Run your data through Geneva in parallel and compare outcomes by segment. You keep your current process while you validate accuracy, bias, and stability with real history.
Pick a time that works. The rest happens on the call.
A Parallel Forecast Test lets you evaluate a new forecasting engine using your real data while keeping your current process intact. We run your historical demand and planning hierarchies through Geneva in parallel, then compare forecast accuracy, bias, and stability by segment. You get a clear, decision ready view of where performance improves, where exceptions appear, and what it would take to operationalize the workflow for planners. This is ideal for teams who want modern forecasting without the rollout pain, system overhead, and slow change cycles that can come with legacy planning environments.
A Parallel Forecast Test runs your data through a new forecasting engine alongside your current forecast so you can compare accuracy, bias, and stability without changing your live process.
It starts with a short scoping call, then we align on the data extract and segmentation.

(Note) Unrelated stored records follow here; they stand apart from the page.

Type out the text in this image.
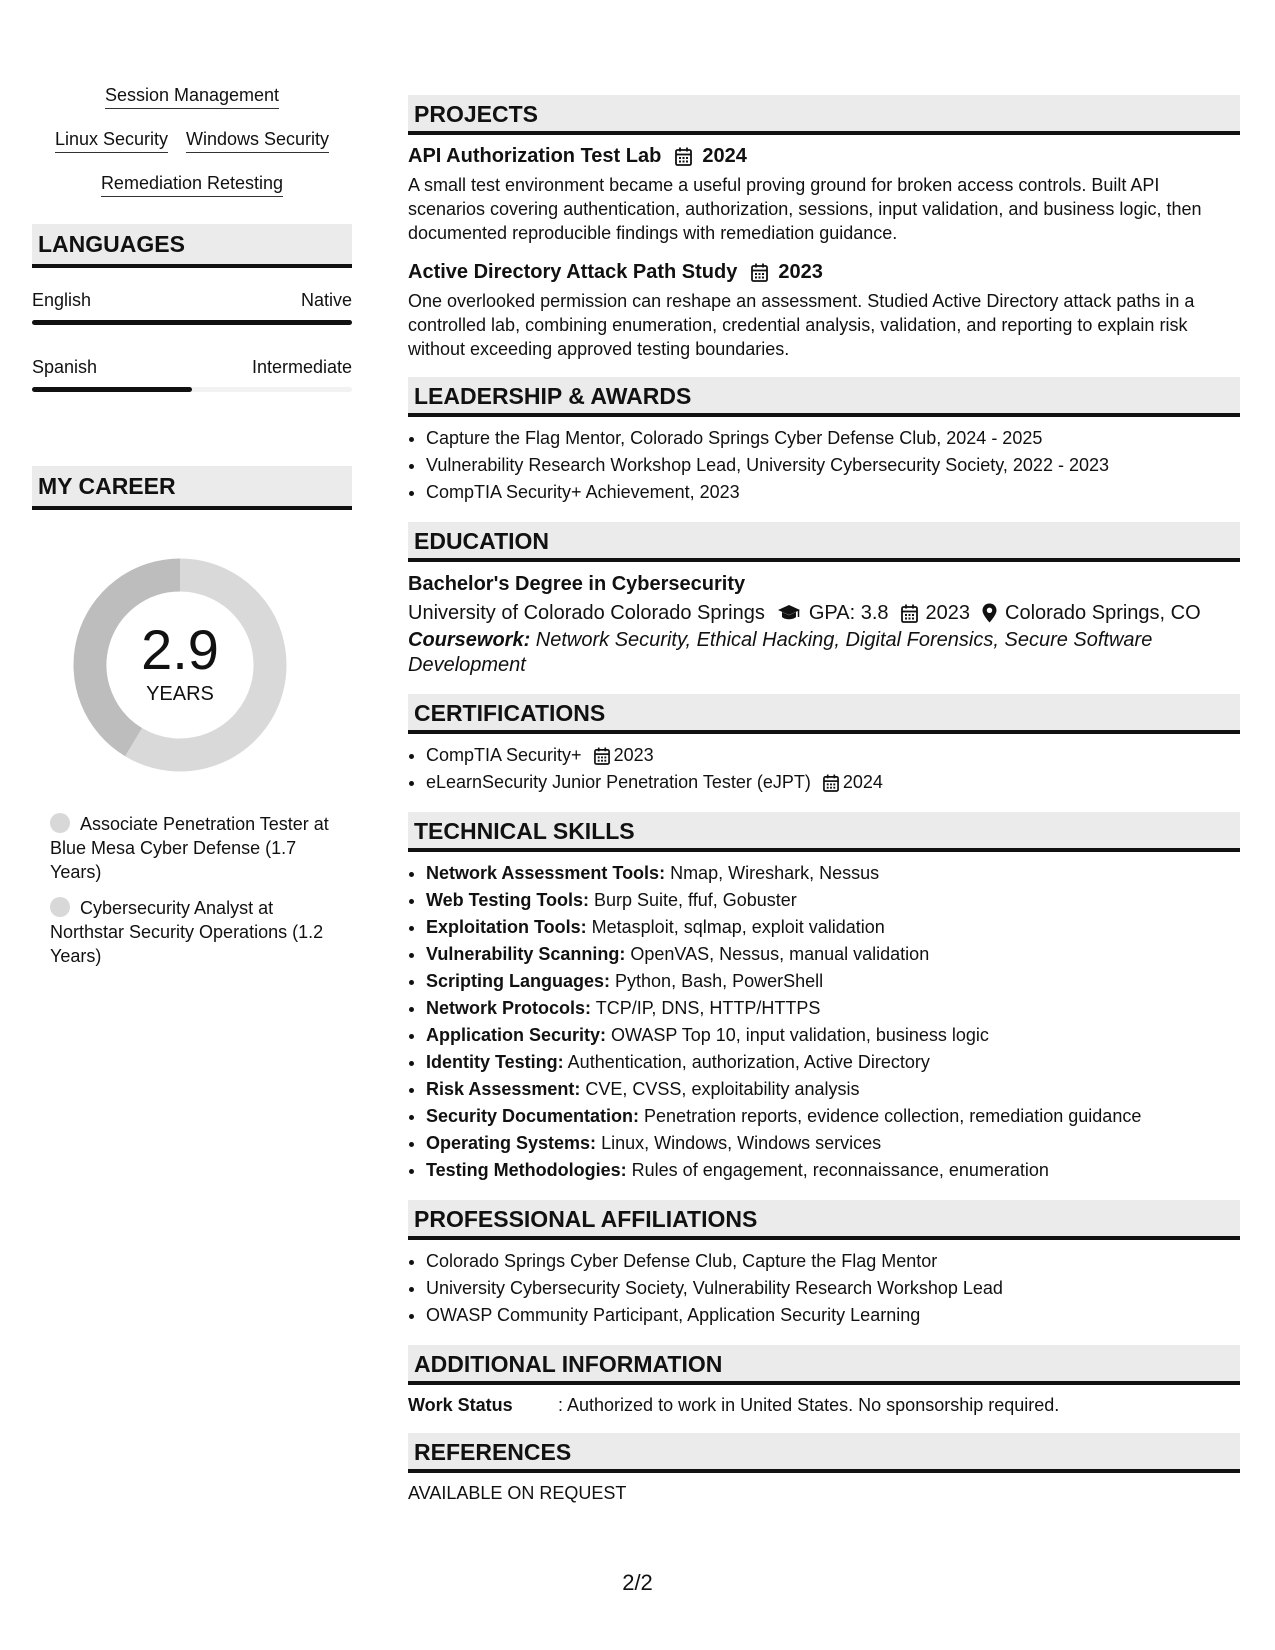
Session Management
Linux Security Windows Security
Remediation Retesting
LANGUAGES
English	Native
Spanish	Intermediate
MY CAREER
2.9
YEARS
Associate Penetration Tester at Blue Mesa Cyber Defense (1.7 Years)
Cybersecurity Analyst at Northstar Security Operations (1.2 Years)
PROJECTS
API Authorization Test Lab 2024
A small test environment became a useful proving ground for broken access controls. Built API scenarios covering authentication, authorization, sessions, input validation, and business logic, then documented reproducible findings with remediation guidance.
Active Directory Attack Path Study 2023
One overlooked permission can reshape an assessment. Studied Active Directory attack paths in a controlled lab, combining enumeration, credential analysis, validation, and reporting to explain risk without exceeding approved testing boundaries.
LEADERSHIP & AWARDS
• Capture the Flag Mentor, Colorado Springs Cyber Defense Club, 2024 - 2025
• Vulnerability Research Workshop Lead, University Cybersecurity Society, 2022 - 2023
• CompTIA Security+ Achievement, 2023
EDUCATION
Bachelor's Degree in Cybersecurity
University of Colorado Colorado Springs GPA: 3.8 2023 Colorado Springs, CO
Coursework: Network Security, Ethical Hacking, Digital Forensics, Secure Software Development
CERTIFICATIONS
• CompTIA Security+ 2023
• eLearnSecurity Junior Penetration Tester (eJPT) 2024
TECHNICAL SKILLS
• Network Assessment Tools: Nmap, Wireshark, Nessus
• Web Testing Tools: Burp Suite, ffuf, Gobuster
• Exploitation Tools: Metasploit, sqlmap, exploit validation
• Vulnerability Scanning: OpenVAS, Nessus, manual validation
• Scripting Languages: Python, Bash, PowerShell
• Network Protocols: TCP/IP, DNS, HTTP/HTTPS
• Application Security: OWASP Top 10, input validation, business logic
• Identity Testing: Authentication, authorization, Active Directory
• Risk Assessment: CVE, CVSS, exploitability analysis
• Security Documentation: Penetration reports, evidence collection, remediation guidance
• Operating Systems: Linux, Windows, Windows services
• Testing Methodologies: Rules of engagement, reconnaissance, enumeration
PROFESSIONAL AFFILIATIONS
• Colorado Springs Cyber Defense Club, Capture the Flag Mentor
• University Cybersecurity Society, Vulnerability Research Workshop Lead
• OWASP Community Participant, Application Security Learning
ADDITIONAL INFORMATION
Work Status	: Authorized to work in United States. No sponsorship required.
REFERENCES
AVAILABLE ON REQUEST
2/2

Most teams can review initial results quickly once data is available.
Historical actuals, your forecast history if available, key hierarchies, calendars, and any events or promotions that materially impact demand.
A results summary with forecast accuracy and bias by segment, plus practical recommendations for how to operationalize the workflow.
No. The parallel test is designed to reduce risk and validate performance before any technology decisions are made.
Teams forecasting demand, sales, or inventory that want modern forecasting performance with a planner friendly workflow and clear governance.
The Parallel Forecast Test offers numerous advantages for organizations seeking to enhance their forecasting capabilities. By allowing teams to run their historical data alongside the new forecasting engine, businesses can validate the accuracy of their forecasts without disrupting existing processes.
This method not only highlights improvements in forecast accuracy and stability but also provides insights into potential biases. Teams can leverage these insights to make informed decisions, optimize their planning processes, and ultimately drive better business outcomes.
The Parallel Forecast Test operates by integrating historical demand data with the advanced forecasting engine developed by RoadMap Tech. This process involves running existing forecasts in tandem with the new system, enabling a direct comparison of results.
The Parallel Forecast Test is ideally suited for teams involved in demand forecasting, sales predictions, or inventory management. Organizations looking to modernize their forecasting processes without the risks associated with system overhauls will find this test particularly beneficial.
Following the completion of the Parallel Forecast Test, teams should analyze the results to determine the effectiveness of the new forecasting engine. This analysis will help identify areas where the new system outperforms the existing processes and where adjustments may be necessary.